Ms. Shreejana Bhattarai, representing Nepali Youth Task Force on Rio+20 shared her experiences, problems and challenges faced by Nepali youth. She explained that while working she has realized that many young people are not aware about sustainable development and Rio+20. Youths are the future leaders and it is necessary that they should be made aware on these issues. There should be collective effort for sustainable mountain development. Mountains are the water towers, sources of natural resources and biodiversity hotspots. However, they are the most hard by environmental impacts including climate change. So a common effort is needed for sustainable mountain development.

Mr. Avisekh Shrestha, (APYTF), presented a draft on “Mountain Youth’s Appeal to Rio+20 delegates” and the inputs from youth and speakers were incorporated. Based on key messages resulting from the major youth workshops and meetings held in the past years, among its main deliverables were: recognition of the importance of mountain goods and services; compensation and reward mountain communities for their stewardship in managing mountain goods and services; equitably share benefits; ensure maximum involvement of groups such as youth, children, women and elderly population; develop and run mechanisms offering education opportunities to youth; develop Youth Council at Global/UN as well as regional levels, promote youth knowledge network and parliament to significantly improve youth engagement; develop provision of Green Youth Fund at UN, regional and national level to promote environmental entrepreneurship promoting green economy for SD and poverty eradication.

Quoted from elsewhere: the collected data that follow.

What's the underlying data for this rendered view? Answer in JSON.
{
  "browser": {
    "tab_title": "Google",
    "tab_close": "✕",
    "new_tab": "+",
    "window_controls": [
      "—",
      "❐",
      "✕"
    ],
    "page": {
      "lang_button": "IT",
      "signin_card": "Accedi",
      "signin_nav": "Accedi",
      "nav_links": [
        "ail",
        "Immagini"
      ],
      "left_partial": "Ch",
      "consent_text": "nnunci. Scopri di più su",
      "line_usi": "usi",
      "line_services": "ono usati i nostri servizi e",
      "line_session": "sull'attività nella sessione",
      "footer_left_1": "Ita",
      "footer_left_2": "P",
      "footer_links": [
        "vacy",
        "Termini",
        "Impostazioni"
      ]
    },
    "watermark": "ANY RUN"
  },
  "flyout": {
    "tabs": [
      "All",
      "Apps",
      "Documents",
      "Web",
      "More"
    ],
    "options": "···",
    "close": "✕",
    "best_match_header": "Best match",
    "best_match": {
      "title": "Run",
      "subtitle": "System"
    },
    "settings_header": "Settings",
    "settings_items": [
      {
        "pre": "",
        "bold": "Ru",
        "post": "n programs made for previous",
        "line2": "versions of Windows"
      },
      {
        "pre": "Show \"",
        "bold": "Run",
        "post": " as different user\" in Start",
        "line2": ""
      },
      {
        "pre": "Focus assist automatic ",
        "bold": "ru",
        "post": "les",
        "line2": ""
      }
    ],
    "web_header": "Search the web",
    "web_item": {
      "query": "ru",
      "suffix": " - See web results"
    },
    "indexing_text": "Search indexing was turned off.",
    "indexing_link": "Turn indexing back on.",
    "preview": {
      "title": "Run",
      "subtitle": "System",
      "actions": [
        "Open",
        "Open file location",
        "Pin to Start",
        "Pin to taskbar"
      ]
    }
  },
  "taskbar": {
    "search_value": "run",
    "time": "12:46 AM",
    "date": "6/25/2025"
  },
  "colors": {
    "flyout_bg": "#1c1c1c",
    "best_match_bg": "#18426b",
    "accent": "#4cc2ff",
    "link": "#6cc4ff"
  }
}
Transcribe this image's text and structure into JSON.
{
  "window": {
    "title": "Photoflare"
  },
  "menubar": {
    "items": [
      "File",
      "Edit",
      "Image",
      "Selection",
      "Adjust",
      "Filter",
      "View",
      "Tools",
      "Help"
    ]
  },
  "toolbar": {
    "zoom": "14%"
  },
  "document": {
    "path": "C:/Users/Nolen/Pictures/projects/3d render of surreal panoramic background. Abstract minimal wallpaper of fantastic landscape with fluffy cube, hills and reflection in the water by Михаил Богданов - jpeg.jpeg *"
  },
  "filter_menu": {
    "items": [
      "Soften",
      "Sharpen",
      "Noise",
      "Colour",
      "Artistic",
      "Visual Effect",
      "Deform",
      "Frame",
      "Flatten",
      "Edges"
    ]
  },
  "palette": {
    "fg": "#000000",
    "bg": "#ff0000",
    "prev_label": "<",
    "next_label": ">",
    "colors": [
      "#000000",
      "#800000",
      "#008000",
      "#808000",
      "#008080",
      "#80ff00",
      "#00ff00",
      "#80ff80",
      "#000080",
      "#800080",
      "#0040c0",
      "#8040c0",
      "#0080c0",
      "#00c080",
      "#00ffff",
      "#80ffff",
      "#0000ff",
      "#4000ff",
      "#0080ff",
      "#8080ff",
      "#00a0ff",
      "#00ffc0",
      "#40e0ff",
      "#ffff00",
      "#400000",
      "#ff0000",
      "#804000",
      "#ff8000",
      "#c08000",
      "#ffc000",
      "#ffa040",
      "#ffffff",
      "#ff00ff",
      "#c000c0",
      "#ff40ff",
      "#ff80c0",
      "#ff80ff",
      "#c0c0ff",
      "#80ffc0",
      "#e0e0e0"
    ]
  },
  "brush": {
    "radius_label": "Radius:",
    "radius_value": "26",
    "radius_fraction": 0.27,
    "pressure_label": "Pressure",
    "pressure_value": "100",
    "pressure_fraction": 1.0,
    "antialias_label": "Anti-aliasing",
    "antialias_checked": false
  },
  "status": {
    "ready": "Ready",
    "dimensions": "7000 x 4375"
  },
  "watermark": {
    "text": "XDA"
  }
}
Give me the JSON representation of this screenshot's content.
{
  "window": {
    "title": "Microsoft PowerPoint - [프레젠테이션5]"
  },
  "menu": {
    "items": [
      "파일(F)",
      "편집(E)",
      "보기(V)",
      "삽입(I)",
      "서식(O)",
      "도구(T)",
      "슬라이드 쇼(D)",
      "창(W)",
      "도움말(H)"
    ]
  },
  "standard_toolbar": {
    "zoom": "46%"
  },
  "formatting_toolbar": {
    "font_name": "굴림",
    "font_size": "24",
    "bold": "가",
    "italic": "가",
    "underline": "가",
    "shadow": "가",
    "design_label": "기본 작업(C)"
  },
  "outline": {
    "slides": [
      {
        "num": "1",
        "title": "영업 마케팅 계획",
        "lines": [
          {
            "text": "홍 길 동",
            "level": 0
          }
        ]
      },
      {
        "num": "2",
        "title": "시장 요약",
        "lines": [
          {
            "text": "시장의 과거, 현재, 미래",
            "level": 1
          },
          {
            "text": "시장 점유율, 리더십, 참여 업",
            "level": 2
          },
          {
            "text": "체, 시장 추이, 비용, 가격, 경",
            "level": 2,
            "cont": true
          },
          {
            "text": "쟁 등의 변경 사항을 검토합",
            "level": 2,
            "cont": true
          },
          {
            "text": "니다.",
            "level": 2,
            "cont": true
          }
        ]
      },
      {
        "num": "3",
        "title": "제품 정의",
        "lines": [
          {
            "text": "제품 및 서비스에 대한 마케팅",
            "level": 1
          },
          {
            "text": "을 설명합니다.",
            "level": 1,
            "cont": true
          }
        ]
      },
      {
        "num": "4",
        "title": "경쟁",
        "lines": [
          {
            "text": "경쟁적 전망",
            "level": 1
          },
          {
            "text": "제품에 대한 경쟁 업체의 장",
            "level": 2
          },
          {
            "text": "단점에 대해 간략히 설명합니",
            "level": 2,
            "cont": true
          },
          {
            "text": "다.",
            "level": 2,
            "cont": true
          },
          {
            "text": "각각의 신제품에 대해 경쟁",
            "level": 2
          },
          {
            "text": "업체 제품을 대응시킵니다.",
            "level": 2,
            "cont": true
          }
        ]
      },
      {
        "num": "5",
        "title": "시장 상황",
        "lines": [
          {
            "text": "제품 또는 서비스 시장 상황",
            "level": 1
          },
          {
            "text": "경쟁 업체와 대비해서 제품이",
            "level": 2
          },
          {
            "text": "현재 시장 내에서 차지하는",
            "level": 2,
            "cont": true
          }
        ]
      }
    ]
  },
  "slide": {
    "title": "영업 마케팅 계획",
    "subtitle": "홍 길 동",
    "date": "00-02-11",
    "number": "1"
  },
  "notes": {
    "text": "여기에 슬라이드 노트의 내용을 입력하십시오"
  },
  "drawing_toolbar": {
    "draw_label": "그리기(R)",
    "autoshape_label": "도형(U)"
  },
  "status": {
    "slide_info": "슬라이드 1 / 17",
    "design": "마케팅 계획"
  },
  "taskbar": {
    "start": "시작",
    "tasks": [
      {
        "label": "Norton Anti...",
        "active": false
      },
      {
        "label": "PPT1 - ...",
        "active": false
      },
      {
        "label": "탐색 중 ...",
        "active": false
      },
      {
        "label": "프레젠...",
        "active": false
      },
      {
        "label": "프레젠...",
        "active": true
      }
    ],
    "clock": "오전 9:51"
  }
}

Suggestions included asking for incentives for green jobs, youth-led entrepreneurial activities, especially as related to eco-tourism and organic agriculture; engaging youth in mountain conservation training and jobs; use specific key words that would attract the negotiators’ attention prompting them to act.

In his concluding remarks, Mountain Partnership Secretariat Coordinator Mr. Olman Serrano thanked the youth for their overview and engagement. “Unlike my generation,” he observed, “you have powerful communication tools such as social media – not only to get your message across but also to share it with a larger, global youth community.” Youth are the future, Mr Serrano concluded, “Hence your involvement is key for the future we want.”

Mr. Daniel Maselli from the Swiss Agency of Development and Cooperation (SDC) acknowledge the youth’s efforts and said it was important to invest in youth as “youth are our asset”. Mr Maselli went on to encourage them: “Keep your sharp thinking. Do not let yourselves be blurred. Do not abandon your direction. Only thus will you achieve the future you want.”

Finally, ICIMOD Deputy Director General Mr. Madhav Karki noted how economic development has moved from North to South, so the youth form the South have much to contribute. “Youth have lots of hope in the future we all want,” Mr Karki stressed. “There are challenges, however. In 1992, global leaders committed to sustainable development. But when they returned home, they did not practice what they had preached. Now, 20 years on, the world has become much more unsustainable. We have biodiversity loss and increasing natural disasters. Youth as future leaders need to take the opportunities and take on the responsibilities.”